I want to start this post with a note about a television show that I've been fairly amused with recently -- Leverage. Leverage is a dramatic TV series on TNT and a great example of how a huge chunk of the "TV worth watching" is on the cable networks. I'm no TV critic and I can't say that you'd enjoy the show as much as I have -- that's not really the point of this post. Instead, what I wanted to do was characterize my content viewing process and provide what may be an interesting insight into online versus broadcast use cases.
One aspect of a series, particularly one that has an evolving storyline, is your entry-point -- where did you learn about it, where did you come in, and how long did it take to get you to watch repeated episodes. With Leverage, I actually happened to catch the season premier -- drawn in by a pre-episode advertising blitz and a convenient time that didn't conflict with other shows that I might normally watch. The first episode was amusing -- enough that I thought I might try to watch the show again when it came on. Of course, it's worth noting that the era of planning a schedule around a TV show is long gone.
Multiple Opportunities to Keep Up With the Current Episode
Now I should preface all of this with, I may be the only person on the planet without a DVR, but I don't have one; so, if I don't catch a show during the window that it was initially broadcast, the most chance that I have to see it is when it is re-screened. This is one thing that the cable networks like USA, TNT, and Sci-fi do well in terms of making their programming much more accessible. By repeatedly broadcasting the week's episode of Monk, Burn Notice, Psych, Leverage, or the Closer, these shows have opened up to me simply by outperforming everything on the other channels. Re-screening won't save a bad show, but it increases the likelihood that I might give it a change.
That being said, I didn't catch another episode of Leverage until the other night when I came across the season finale while flipping through the channels. Once again I found it amusing and I was disappointed that I missed the entire season. Being the resourceful computer guy that I am, I started looking for ways to view the series online. Rather than dwell on the implementation details, let me just say that I found and watched the entire series online. And for those of you that have never watched a TV series by staring at your computer -- it's really not bad. In fact, it's pretty cool and can be even easier than watching it on the entertainment system.

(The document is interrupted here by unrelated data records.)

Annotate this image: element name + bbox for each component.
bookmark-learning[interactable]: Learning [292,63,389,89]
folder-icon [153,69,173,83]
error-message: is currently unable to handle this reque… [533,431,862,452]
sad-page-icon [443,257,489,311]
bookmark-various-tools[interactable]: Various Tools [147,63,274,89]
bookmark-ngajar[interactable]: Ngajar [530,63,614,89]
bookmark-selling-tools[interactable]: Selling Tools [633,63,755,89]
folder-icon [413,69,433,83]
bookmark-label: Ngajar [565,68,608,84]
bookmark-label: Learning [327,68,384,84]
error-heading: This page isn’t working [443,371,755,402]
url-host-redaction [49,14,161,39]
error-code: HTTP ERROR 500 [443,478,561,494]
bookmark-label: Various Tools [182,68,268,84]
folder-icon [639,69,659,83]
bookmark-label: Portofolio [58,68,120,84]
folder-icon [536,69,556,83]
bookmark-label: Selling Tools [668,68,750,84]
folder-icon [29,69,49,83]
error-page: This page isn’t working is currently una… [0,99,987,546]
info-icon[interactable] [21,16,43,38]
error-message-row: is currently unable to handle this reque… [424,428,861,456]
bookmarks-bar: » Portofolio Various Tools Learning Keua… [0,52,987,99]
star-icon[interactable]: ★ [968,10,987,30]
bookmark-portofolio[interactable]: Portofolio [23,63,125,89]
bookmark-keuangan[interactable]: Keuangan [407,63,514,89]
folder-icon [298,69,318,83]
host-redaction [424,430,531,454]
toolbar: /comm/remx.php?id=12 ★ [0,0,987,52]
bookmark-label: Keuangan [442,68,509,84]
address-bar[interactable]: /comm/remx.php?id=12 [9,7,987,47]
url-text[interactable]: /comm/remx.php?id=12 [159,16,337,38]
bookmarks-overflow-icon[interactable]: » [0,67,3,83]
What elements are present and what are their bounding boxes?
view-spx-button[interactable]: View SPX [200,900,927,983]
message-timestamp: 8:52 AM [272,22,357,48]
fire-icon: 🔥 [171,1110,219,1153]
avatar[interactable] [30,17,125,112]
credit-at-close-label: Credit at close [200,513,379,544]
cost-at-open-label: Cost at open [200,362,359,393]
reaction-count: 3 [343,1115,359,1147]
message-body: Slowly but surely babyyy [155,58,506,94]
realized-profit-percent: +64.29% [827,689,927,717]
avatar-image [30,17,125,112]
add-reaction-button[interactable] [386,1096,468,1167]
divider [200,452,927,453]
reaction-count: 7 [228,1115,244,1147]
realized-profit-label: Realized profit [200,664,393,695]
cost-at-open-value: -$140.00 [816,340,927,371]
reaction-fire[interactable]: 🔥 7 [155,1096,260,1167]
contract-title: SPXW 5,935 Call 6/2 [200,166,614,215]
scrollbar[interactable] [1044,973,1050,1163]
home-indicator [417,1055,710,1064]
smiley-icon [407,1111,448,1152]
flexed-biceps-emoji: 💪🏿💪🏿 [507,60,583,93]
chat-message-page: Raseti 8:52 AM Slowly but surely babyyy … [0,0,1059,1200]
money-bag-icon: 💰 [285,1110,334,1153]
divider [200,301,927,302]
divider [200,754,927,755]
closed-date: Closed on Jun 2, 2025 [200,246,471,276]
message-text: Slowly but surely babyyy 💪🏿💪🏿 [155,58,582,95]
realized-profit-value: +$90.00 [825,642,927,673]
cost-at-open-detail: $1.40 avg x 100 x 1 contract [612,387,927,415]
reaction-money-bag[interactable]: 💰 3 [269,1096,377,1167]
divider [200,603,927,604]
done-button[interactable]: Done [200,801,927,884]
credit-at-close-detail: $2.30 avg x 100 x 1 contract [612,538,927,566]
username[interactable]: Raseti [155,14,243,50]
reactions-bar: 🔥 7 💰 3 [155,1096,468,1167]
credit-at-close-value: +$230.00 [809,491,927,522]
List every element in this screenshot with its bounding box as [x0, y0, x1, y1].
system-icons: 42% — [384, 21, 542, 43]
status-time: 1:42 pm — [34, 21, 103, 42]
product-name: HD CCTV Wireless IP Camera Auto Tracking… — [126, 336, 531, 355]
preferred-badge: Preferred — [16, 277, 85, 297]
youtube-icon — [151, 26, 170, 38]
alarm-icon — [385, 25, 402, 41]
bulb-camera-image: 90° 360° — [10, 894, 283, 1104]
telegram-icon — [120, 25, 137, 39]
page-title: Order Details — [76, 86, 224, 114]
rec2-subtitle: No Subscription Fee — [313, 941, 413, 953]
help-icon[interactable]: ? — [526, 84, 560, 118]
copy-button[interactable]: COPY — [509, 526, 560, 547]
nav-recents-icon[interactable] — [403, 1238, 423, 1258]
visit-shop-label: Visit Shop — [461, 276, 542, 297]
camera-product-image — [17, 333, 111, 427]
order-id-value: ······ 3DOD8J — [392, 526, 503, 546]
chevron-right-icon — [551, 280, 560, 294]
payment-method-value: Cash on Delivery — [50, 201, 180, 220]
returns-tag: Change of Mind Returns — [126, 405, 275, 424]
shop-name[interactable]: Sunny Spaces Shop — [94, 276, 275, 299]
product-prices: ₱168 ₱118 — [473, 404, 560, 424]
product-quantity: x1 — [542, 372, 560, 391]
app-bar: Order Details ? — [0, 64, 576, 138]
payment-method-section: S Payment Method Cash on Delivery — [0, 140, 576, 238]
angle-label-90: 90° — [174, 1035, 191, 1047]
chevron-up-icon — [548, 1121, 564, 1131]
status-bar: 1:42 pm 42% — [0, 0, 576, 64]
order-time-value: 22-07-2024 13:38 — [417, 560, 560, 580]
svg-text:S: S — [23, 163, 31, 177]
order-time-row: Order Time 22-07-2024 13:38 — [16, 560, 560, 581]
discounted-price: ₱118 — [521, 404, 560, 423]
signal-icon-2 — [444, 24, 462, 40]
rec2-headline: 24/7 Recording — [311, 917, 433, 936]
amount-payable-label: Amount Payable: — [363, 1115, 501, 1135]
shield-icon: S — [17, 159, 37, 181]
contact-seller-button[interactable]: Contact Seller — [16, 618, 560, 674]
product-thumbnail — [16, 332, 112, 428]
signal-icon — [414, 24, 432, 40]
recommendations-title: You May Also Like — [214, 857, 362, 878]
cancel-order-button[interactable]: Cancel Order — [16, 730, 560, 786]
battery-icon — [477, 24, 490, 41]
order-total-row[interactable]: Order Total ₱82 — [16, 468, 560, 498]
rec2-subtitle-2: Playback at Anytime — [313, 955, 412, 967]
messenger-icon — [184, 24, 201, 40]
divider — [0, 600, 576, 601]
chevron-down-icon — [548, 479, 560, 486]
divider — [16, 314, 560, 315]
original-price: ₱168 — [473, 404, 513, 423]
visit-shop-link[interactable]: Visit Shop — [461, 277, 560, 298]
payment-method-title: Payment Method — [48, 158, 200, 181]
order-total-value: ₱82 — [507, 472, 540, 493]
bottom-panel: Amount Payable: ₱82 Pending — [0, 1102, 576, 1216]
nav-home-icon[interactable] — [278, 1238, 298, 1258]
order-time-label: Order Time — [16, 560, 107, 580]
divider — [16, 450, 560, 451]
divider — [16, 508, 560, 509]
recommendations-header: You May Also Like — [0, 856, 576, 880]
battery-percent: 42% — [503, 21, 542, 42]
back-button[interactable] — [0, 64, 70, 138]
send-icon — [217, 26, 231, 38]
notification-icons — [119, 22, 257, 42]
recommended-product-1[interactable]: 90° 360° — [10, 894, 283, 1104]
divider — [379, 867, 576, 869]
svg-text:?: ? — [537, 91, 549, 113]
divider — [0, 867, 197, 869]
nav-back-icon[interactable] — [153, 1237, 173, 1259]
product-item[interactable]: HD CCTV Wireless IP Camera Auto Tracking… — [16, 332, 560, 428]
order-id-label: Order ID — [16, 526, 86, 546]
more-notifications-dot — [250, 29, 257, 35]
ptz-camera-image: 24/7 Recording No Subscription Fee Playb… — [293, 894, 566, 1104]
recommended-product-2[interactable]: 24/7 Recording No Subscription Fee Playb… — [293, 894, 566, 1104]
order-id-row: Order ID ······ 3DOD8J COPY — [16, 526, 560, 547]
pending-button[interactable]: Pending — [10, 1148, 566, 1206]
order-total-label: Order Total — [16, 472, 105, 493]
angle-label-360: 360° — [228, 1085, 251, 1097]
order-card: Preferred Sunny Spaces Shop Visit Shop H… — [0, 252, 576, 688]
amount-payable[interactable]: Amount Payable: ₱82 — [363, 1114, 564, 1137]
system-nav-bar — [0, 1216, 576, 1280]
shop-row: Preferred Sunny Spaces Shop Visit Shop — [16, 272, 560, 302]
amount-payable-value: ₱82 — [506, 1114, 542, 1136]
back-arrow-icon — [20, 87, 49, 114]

One other aside on this that's probably worth noting is on rights management, broadcasting, and the availability of this content. As a viewer, people inside TNT might argue about the revenue that they lost with me not watching their ad-supported broadcasts, but I missed those. They also might argue that by watching these episodes, they lost some potential revenue from sales of DVDs. However, as a viewer I would counter with a different perspective. With viewing access to the previous series episodes, I was able to immerse myself in the series and become a fan (or at least interested enough to attempt to schedule and watch it when it begins airing again). I've done this with series in the past -- Battlestar Galactica, Dr. Who, Heroes. I also have not bought any broadcast-series DVDs even though I've thought that it might be nice to watch the all of the episodes in Monk and some others. Still, by whetting my taste for this content, I have moved into their broadcast-watching audience (or probably will watch if I'm in front of the TV).
When Online Video Doesn't Work
So here's part of the story that triggered me to write this post. During my efforts to watch the series, I attempted to use the published streaming video approach. My first stop was Hulu.com (in that way, I think that their ad campaign has been effective). Hulu had a listing for Leverage that linked to the TNT web site, so off I went to the TNT site. While I attempted to watch one of the full episodes, I kept having problems with the video -- the site wanted to force me to download a Flip-for-Mac wmv converter plug-in component, but an older version than the one that I already have installed. Sensing that it might be a PC thing, I decided to fire up VMware and attempt to watch in running as a PC -- but it still wanted additional components. I updated Windows, installed Flash, and it still wouldn't work. At that point, I just gave up. Later, while looking at some TNT FAQs, I came across a note that said something like, "sorry, no support for Mac. We can't support DRM using the Mac. Nobody has a Mac anyway, beat it."
In an era of YouTube, when I can go to just about any site and watch streaming video, "Sorry, our online video just doesn't work" just doesn't cut it. To me, the funniest thing about the, "I'm sorry, you've got a Mac. We don't support Mac. Get a real computer," is how dated the message feels. Whether it's iTunes, the iPod, the iPhone or Apple's continuing consumption of PC marketshare, you can't ignore Apple. And while I still come across some web-based services that only work on the PC or with IE, today's web is all about it-just-works interoperability and applications (and organizations) that don't respect that have a growing image problem.